I remember being 7 or 8 years old and wondering why no one had tried to molest me yet. Was it because I was fat? My tiny brain toiled to figure it out. I didn’t even know what molesting WAS, but I already knew that my body was supposed to elicit some kind of reaction in other people — that’s what it was FOR — and if that didn’t happen, there must be something wrong with it. And me.

And this:

We don’t WANT to be like this, and we certainly don’t want to pass it on to our kids. And yet, we do.

Why? Because we’ve been infiltrated. The patriarchy is coming from inside our heads.

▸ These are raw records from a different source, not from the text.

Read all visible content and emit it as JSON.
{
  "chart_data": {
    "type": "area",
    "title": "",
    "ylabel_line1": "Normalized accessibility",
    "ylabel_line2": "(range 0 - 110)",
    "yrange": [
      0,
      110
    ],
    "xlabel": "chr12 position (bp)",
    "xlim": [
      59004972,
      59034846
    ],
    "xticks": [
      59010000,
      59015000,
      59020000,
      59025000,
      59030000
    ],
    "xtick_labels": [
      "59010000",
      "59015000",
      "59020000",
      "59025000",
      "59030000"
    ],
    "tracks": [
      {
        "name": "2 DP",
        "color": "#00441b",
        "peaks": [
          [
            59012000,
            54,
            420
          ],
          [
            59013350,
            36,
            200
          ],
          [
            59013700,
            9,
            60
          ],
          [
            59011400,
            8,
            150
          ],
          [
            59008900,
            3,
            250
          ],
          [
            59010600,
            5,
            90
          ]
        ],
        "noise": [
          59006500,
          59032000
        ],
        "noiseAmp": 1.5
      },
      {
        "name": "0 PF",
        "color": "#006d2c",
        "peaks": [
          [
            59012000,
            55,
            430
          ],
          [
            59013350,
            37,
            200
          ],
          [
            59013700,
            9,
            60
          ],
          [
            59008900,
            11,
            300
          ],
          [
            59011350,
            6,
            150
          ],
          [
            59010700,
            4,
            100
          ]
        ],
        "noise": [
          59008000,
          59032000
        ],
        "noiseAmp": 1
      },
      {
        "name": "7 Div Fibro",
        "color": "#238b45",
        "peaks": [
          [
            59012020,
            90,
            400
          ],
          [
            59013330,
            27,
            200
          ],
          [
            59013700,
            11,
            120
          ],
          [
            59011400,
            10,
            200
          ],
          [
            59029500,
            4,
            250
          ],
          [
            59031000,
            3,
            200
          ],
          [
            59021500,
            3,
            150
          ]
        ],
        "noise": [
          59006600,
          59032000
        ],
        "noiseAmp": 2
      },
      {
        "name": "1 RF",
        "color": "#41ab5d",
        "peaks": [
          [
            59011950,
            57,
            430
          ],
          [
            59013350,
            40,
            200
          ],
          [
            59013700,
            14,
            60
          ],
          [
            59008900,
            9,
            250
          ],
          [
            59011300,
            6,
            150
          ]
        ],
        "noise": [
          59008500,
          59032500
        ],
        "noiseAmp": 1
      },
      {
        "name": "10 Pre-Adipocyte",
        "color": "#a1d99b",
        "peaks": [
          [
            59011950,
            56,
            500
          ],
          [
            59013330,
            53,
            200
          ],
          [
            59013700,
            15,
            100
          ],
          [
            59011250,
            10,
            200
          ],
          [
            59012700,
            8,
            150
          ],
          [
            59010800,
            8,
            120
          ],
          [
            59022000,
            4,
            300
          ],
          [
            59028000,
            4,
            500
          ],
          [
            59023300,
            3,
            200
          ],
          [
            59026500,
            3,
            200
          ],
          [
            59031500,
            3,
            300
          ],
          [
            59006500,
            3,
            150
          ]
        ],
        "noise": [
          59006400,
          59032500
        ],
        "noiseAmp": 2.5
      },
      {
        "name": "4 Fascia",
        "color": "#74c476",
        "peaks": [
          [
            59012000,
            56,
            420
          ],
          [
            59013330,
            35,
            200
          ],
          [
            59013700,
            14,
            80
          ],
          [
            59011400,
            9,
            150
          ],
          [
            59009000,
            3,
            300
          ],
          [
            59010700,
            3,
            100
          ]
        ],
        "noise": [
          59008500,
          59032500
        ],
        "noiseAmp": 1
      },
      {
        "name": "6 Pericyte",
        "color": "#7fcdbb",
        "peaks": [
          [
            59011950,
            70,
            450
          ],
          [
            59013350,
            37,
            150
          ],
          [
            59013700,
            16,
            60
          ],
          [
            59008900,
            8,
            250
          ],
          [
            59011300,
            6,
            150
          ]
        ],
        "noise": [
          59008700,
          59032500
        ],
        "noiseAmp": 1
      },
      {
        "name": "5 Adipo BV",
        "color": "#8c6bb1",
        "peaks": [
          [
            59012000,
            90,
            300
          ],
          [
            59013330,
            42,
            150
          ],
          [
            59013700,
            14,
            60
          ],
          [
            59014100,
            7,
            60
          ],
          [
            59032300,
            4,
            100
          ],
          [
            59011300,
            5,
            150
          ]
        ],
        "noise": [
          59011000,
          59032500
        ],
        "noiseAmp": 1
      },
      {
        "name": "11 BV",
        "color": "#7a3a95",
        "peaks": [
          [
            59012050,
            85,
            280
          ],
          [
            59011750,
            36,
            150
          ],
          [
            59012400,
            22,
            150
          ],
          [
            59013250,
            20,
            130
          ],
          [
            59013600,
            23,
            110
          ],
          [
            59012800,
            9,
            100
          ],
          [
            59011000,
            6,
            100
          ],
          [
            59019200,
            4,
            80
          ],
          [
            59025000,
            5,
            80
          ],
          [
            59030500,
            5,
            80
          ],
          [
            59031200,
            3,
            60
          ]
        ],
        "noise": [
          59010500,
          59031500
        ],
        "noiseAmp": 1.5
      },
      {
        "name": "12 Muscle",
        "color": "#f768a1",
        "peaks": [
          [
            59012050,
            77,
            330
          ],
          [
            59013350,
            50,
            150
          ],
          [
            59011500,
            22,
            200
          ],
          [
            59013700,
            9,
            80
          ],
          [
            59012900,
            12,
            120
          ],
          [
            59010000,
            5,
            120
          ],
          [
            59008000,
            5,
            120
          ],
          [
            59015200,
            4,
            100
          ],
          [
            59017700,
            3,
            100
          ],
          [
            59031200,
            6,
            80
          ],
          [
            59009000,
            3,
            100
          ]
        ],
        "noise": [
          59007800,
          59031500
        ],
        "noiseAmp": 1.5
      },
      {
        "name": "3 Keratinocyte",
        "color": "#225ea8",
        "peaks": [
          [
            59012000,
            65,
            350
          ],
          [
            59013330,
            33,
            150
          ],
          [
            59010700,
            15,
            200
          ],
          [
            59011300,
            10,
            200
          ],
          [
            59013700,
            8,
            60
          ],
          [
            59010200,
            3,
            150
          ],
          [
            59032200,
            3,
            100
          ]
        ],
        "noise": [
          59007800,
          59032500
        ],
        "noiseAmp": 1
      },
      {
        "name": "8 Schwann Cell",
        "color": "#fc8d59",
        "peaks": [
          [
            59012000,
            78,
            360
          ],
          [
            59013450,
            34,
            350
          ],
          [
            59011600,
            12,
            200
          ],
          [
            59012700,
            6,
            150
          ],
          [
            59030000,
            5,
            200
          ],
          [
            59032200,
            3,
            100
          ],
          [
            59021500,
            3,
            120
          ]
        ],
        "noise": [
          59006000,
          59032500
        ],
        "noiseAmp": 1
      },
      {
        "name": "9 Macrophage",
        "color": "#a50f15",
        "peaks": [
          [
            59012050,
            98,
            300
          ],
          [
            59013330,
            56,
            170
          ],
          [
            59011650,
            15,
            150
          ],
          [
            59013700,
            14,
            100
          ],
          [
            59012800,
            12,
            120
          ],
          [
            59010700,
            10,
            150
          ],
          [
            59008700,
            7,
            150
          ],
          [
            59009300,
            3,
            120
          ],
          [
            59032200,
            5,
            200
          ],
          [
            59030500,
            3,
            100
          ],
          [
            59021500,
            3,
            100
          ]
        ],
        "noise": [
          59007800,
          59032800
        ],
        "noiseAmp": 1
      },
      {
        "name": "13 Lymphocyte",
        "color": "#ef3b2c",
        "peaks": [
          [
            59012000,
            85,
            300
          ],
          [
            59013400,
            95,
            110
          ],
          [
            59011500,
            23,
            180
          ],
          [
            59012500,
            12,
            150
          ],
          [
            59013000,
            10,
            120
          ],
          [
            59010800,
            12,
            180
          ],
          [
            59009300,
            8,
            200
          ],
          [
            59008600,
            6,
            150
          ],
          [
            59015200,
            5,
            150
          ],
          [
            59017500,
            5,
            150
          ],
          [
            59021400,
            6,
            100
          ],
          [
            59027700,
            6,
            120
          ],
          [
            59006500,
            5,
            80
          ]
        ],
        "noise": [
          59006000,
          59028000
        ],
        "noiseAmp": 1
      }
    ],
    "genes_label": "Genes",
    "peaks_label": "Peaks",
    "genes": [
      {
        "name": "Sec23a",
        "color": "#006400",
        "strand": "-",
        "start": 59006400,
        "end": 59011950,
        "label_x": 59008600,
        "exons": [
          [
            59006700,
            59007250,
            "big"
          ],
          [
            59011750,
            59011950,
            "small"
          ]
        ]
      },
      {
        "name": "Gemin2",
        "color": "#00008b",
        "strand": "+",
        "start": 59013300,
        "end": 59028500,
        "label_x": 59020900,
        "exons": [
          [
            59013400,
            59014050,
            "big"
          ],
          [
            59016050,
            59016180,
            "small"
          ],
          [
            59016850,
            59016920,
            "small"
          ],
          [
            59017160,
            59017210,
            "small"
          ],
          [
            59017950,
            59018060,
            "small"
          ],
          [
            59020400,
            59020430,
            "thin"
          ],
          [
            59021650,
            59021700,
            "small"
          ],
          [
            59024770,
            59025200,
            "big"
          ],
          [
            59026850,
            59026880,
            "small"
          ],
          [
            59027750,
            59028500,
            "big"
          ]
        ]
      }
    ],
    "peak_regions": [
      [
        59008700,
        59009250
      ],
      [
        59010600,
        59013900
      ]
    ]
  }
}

For instance: one afternoon not too long ago, I was hanging out with my friend and her super adorable, totally nommable sweet little baby, who was maybe 6 weeks old. We got a little wistful, as ladies sometimes will when small babies are present, and my friend began to share her hopes for the little one’s future. Happiness … fulfillment … the chance to figure out what she wants and the courage to go get it. All good stuff.

And then: “I know one thing for sure … I’m never going to let her get fat.”

And, oh! My heart, how it shattered! Not only for the wee one, but also for her mom, and for all of us. Because, sweet merciful Jesus, this world has made us ALL SO EFFING CRAZY!!

I had good parents who didn’t emphasize my appearance while I was growing up but some of this stuff still infiltrated my brains because, as stated above, “the patriarchy is coming from inside our heads.” And it’s infiltrating the brains of my nieces and my friends’ precious little girls, even though they all have good parents who are also trying to keep this from their little brains. My first instinct is to take all those little girls (and their brothers too, because this stuff messes them up as well) and move to a hippie commune where they’ll never have to learn about reality TV stars or plastic surgery or Cosmopolitan magazine. But I guess that’s maybe not feasible? At least I’m assuming it’s not feasible since I ran into obstacles about four seconds into planning my little utopia.

I think maybe we just all need to try our best to not be crazy about body/appearance issues so that eventually this thinking will have just withered away from neglect. Yes? Yes. So say we all, etc.

Let me ask you this: 40 years from now, when you and I are rad old ladies cruising around the solar system in extravagant glowy caftans, do you want to hear girls asking Does this jetpack make me look fat? I swear to Mars, I will f****** lose it. I will flip over a table and terrify everyone with my freakish oldster strength. Hold me back!

Enough is enough! I want better for the girls of the future! I want them to live in the clear light of glorious, radiant sanity. To be free to do what they want, unencumbered by the craziness of the past. To experience their bodies as nothing more or less than what they truly are: mind-blowingly cool vehicles for creating and drinking up awesomeness in this world.